When he first heard the news of the Salt Lake Bees moving to Daybreak, he was in denial.

"It's like, we're moving the Temple from downtown or putting the Delta Center all the way in Holladay. It just doesn't seem right," Waters said.

For him, the Bees are more than just a sports team — they're another source of social interaction and community connection.

"I love supporting the team, going to the games, having friends over. It's been a staple of this particular neighborhood for over 100 years," Waters said.

Baseball nights will soon look different for Waters and the entire Ballpark community. Come the 2025 season, there will be no more opening day cheers, smells, or plays in Salt Lake City.

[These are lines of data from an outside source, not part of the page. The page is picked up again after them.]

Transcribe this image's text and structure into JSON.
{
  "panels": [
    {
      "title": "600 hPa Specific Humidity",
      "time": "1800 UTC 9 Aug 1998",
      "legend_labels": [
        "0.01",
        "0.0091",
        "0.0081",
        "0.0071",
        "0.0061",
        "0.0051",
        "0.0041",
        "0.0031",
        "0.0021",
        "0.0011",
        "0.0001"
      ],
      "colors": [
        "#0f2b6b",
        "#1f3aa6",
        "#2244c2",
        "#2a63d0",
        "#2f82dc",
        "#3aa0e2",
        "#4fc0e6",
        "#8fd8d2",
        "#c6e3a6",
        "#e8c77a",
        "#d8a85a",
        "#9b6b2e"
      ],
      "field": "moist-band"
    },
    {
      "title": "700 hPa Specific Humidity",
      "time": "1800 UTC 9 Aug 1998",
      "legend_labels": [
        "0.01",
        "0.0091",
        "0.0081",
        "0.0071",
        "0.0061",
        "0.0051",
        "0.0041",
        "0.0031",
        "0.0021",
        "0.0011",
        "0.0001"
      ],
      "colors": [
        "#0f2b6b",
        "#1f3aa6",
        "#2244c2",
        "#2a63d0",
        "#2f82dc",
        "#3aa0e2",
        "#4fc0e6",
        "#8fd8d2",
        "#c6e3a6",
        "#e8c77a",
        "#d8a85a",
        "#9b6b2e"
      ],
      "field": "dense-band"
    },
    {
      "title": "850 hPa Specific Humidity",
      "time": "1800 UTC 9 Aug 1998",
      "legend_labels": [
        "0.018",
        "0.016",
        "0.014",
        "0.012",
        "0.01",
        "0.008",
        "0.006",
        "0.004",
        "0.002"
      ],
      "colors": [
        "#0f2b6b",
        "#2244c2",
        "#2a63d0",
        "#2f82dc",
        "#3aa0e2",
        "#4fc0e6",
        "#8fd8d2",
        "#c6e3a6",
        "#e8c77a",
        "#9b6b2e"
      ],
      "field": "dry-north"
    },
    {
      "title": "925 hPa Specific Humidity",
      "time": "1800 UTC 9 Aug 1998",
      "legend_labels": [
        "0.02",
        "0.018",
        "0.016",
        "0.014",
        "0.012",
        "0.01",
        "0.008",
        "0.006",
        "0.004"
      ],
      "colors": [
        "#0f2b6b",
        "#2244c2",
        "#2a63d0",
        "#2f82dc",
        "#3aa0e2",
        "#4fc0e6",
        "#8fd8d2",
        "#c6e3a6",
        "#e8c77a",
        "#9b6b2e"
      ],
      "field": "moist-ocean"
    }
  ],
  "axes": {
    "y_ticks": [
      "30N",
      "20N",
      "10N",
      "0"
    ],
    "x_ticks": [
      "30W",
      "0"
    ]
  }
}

"Just to know that the celebration as we've known it will no longer be happening in the neighborhood in two years is heartbreaking," said Ballpark Community Council Chairwoman Amy Hawkins.

Hawkins and other community members are also concerned about what this could mean for neighborhood safety and the Ballpark Station Area Plan.

"I think those loud crowds helped keep the crime away a little bit as long as those games were going on," said Rachel Schaefer, who lives a few blocks away from Smith's Ballpark.

Hawkins believes having a large police presence during games helped with public safety, something Salt Lake City has said they are committed to. She also says she and others have been working on the Station Area Plan since 2020 as a committed group of residents and business owners. Now, she says it will be hard for the plan to ignore the fact the Bees are leaving.

"We constantly were planning around this being the jewel, the heart of the neighborhood. It feels a little odd to say we're going to go forward with the station area plan and just ignore that the heart of the neighborhood will be leaving," Hawkins said.

Waters believes the Bees leaving seems more about profits than people.

"It seems like ... moving the Bees is treating this neighborhood as if it's on a spreadsheet rather than actual people and actual lives and desires and hobbies," he said.

READ: $30K in prizes offered for input on what to do next with Smith's Ballpark

Hawkins says she is trying to remain optimistic about what will come next, but she has been disappointed by past developments.

"There's been other uses that have come into the neighborhood in the past few years that we've been told to be positive about that have not been great for the neighborhood," s saihed.

The Ballpark community can't imagine Smith's Ballpark not being near 1300 S. West Temple, but they all hope what comes next on the 13.5 acres that it sits on can have the same or greater impact.

"I wonder what we're going to rename the neighborhood... I hope it can be just as great, but we've been hurt by hoping before," Hawkins said.

Like many others, Waters is worried about what the land could turn into.

"I would hate to see this stadium that former Mayor DeeDee Corradini did such a good job and trying to revitalize turn into some high-rise apartment to just stuff the pocketbooks of rich people," he said.